I love that this book highlights the importance of memory and of perception. It manages to give a little bit of an insight into how memory plays such a big role in our lives. If you know anyone who suffers from any memory loss (i.e. Alzheimer’s), it will really help you to imagine what they are going through.

In terms of the story, I loved the twists and turns. I was certainly not expecting the ending to turn out the way it did, but I’m glad that it did. This is one of the best debut novels that I have read in a while.

I would recommend this book to most readers.


Book Review: And The Mountains Echoed by Khaled Hosseini

51PBblV4b4LI awaited this book in anticipation, and actually read it months ago when it first came out. I am definitely a fan of Khaled Hosseini’s writing, having previously loved The Kite Runner and A Thousand Splendid Suns. As you can imagine, thanks to my eagerness to acquire this book, I ended up reading it within two days.

Essentially, it is the story of two siblings, a brother and sister, who were unwittingly torn apart, and their journeys into adulthood, the families that they create and the coming together of those families.

Like Hosseini’s other work, the basis of the story is a tale of the horrors that Afghanis have had to endure in recent history – the drastic measures that had to be taken in order to survive.

Without giving too much away, it is another beautiful piece of work by Hosseini.

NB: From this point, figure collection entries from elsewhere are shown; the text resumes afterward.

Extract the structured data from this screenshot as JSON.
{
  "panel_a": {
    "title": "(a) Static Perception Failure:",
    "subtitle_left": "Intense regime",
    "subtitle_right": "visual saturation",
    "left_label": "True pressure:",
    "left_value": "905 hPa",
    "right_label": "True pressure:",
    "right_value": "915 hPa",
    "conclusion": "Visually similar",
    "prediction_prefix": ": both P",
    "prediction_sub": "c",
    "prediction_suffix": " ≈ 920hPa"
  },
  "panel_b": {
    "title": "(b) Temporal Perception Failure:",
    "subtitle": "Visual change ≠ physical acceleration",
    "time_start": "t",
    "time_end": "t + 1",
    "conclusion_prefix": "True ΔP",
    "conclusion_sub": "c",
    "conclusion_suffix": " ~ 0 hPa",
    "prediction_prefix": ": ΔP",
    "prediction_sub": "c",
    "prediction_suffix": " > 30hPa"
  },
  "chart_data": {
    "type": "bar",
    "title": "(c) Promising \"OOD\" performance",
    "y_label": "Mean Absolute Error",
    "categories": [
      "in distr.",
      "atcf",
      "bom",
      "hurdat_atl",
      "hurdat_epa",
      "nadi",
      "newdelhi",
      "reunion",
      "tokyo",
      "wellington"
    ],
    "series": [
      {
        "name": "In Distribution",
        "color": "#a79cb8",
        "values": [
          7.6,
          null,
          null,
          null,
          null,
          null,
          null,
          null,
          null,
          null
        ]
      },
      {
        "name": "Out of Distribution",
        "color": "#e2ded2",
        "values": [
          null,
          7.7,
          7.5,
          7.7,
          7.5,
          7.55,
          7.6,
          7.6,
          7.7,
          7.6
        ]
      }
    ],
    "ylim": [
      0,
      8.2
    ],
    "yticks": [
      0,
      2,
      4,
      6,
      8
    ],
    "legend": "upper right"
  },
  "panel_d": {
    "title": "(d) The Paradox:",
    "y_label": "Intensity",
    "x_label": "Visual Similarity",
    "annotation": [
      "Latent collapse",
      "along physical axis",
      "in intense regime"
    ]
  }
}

I do have to say, though, that this novel did not have quite the emotional effect on me as his previous work did (whilst reading both The Kite Runner and A Thousand Splendid Suns I was almost constantly in tears). However, I find it impossible to pinpoint the reason for that. It could be that this book did not give quite as big of an emotional punch in the stomach, or that my emotional state has solidified since first discovering his work 10 years ago.

Nonetheless, this is an amazing read, and I would definitely recommend it.

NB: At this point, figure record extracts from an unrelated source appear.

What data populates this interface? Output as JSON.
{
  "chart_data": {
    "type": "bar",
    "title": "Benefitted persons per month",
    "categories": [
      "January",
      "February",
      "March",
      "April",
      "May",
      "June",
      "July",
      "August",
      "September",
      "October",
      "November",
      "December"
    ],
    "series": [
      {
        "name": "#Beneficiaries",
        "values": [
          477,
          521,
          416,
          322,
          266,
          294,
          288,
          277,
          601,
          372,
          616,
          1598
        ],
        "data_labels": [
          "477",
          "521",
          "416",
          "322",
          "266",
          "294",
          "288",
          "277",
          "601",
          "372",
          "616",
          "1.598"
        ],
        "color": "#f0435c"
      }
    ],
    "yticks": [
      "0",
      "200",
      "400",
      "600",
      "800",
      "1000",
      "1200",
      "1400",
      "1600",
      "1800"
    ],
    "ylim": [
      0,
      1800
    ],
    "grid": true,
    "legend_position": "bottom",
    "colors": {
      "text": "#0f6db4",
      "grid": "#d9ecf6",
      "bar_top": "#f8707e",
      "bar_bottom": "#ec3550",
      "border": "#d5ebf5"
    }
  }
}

Book Review: The Husband’s Secret by Liane Moriarty

17465450First thing’s first…The author’s name is Liane Moriarty. MORIARTY. You may have seen through previous posts that I enjoy Sherlock Holmes – the books, the TV programmes, etc… So the fact that the author’s name is so uniquely linked to our dear Sherlock is pretty cool. However, I am too lazy to google her and find out if that is in fact her actual birth name.

Anyway, about the book. I think that this is the first book I have read that is set in Australia, certainly modern Australia, and I found this an interesting aspect of the book. It helped me visualise what life is like there, and is a nice break from the traditional stories of the Western world, being dominated by America and the UK.

The book itself was an easy read, not at all demanding, which makes it a nice break from the strenuous material I have been reading for Uni. I liked the parallel stories of the lives of people linked to each other, and being able to see the characters from different views – both personally and the front that they put on for others. I found it interesting that the stories are told from the perspectives of the female characters – although I felt they did rely on the male characters quite heavily.

One thing that I just did not get was the emphasis on the Berlin Wall. I just can’t see why that much detail was included when the story didn’t need it. I have to admit, it seemed like pointless page fodder.

The Husband’s Secret is a modern tragicomedy and the perfect book if you are looking for a quick light read. I would recommend this book mainly to commuters.